Schools should use, and publish, cash-based accounting for their FBDs. No accrual accounting, no cost allocations, and no transfer prices. Unless an activity results in cash flowing out of the university (and not just from one university department to another), the FBD pays nothing for it.
Note: that means paying nothing for scholarships. Why? When the school charges the athletic department for a scholarship, no actual money leaves the university. The price it assigns for managerial purposes is ripe for funny-money bookkeeping…
Step 3: Provide honest incentives and use public scrutiny to keep things that way.
Once we have true measures of cash flow generated, schools should base the salary of their FBD directors on how much money they hand to the university in cash flow each year–or better yet, on a five-year average to avoid short-term gaming. To wit: the University of Texas’s FBD director could earn base pay of $50,000 per year, plus, five percent of all cash flow above a minimum target…
All of that is good. When you’re spending public dollars, the more transparency, the better. There’s one little problem, though.
Much as H.L. Menken advised that no one ever lost money underestimating the intelligence of the masses, I think it is nearly impossible to overestimate the power of profit-sharing on an administrator’s desire to show profits. Right now, if the choice is between handing your school $5 million in profits or $1 million in losses–and the latter lets you hand out raises to everyone in your department (including yourself) without affecting your tenure in any way–it’s hard to avoid the temptation to spend every dollar in your budget.
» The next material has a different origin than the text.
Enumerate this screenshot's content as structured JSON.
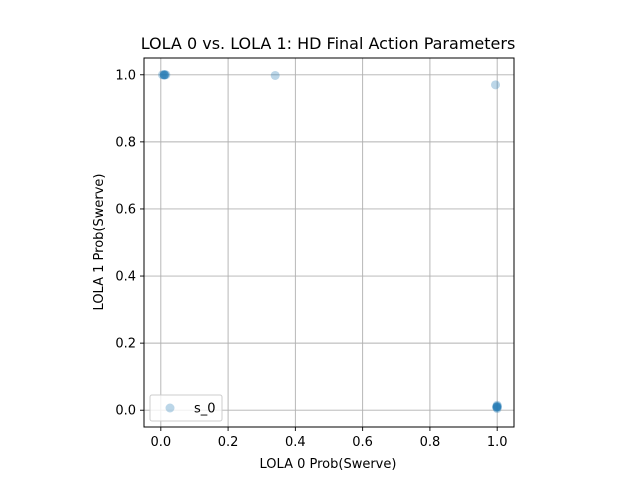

Such is the oft-wasteful reality of use-it-or-lose-it budgeting: costs rise to whatever level is allowed.
Well, unless you’ve got a reserve fund to tend to, I guess. But the overall thrust of what’s there is laudable. If nothing else, it’s a valid platform from which to discuss meaningful reform. When the Coalition to Save Collegiate Sports comes calling with its proposals, perhaps it’s a starting point worth raising in response.